Het is niet verwonderlijk dat Michals deze morbide obsessie met het levenseinde precies
in een fotografische vorm giet – al vanaf haar conceptie riep fotografie associaties met
de dood op. Michals gebruikt het fotografische beeld echter niet als een burcht tegen het
onvermijdelijke, maar juist als een oefening in sterven. Door bewegingsonscherpte blijft
het gefotografeerde weifelend hangen tussen verschijning en verdwijning: figuren
lossen op voor onze ogen of exploderen tot kosmisch stof.
In de reeksen van Michals verliest het fotografische beeld zijn documentaire
bewijskracht.

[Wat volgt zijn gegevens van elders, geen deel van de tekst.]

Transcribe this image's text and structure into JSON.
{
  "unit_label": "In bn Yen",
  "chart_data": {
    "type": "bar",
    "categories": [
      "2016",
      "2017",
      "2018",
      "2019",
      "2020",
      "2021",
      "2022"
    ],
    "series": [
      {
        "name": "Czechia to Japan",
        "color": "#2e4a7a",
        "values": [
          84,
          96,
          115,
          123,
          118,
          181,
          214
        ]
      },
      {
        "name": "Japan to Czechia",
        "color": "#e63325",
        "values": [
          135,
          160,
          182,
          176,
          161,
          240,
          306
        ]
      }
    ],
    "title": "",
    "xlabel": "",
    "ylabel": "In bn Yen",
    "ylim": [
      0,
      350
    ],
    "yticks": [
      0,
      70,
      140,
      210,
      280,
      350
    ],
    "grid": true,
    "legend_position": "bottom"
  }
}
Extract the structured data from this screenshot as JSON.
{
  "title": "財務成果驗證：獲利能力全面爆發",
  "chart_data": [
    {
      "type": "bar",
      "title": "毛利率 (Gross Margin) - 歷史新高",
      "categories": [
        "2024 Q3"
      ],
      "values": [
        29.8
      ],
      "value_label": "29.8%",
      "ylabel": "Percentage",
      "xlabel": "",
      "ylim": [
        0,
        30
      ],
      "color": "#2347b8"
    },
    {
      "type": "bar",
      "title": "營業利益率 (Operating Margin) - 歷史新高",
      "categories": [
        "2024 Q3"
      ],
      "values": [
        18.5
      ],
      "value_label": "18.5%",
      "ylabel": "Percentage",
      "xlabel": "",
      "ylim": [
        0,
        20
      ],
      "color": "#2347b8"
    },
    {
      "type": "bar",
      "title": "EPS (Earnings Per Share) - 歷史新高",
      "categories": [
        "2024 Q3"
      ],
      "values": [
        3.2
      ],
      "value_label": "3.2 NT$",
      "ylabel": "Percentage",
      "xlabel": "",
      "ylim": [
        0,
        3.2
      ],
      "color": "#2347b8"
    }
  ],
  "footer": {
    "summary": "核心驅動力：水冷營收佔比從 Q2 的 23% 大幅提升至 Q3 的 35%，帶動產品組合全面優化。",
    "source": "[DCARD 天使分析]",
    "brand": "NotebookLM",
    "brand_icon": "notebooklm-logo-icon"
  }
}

De foto is geen vaststelling meer, maar een vraag (een van zijn mooiste
boeken heet niet zonder reden Questions Without Answers). De wijze waarop hij het
visuele motief van de spiegel inzet in zijn beelden getuigt evenzeer van die visie. De
spiegel is bijna altijd een vervormende spiegel, een duidelijke sneer naar de aloude
opvatting van het fotografische beeld als een spiegel met geheugen (een vaak
terugkerende metafoor waarmee de eerste generatie fotografen het wetenschappelijk
wonder der fotografie probeerden te omschrijven). In het vervormde spiegelbeeld
verschijnt niet een zuiver duplicaat van de werkelijkheid, maar worden koortsdromen,
verlangens, nachtmerries tot leven gewekt. In het werk van Michals droomt fotografie
de wereld: het biedt de lezer een beeld dat verder reikt dan de gladde perfectie van een
volmaakte, maar helaas steriele herhaling.
• 50 Duane Michals ou le présent composé nog tot 13 september in het Musée de la
Photographie, Avenue Paul Pastur 11, Charleroi (071/43.58.10; www.museephoto.be).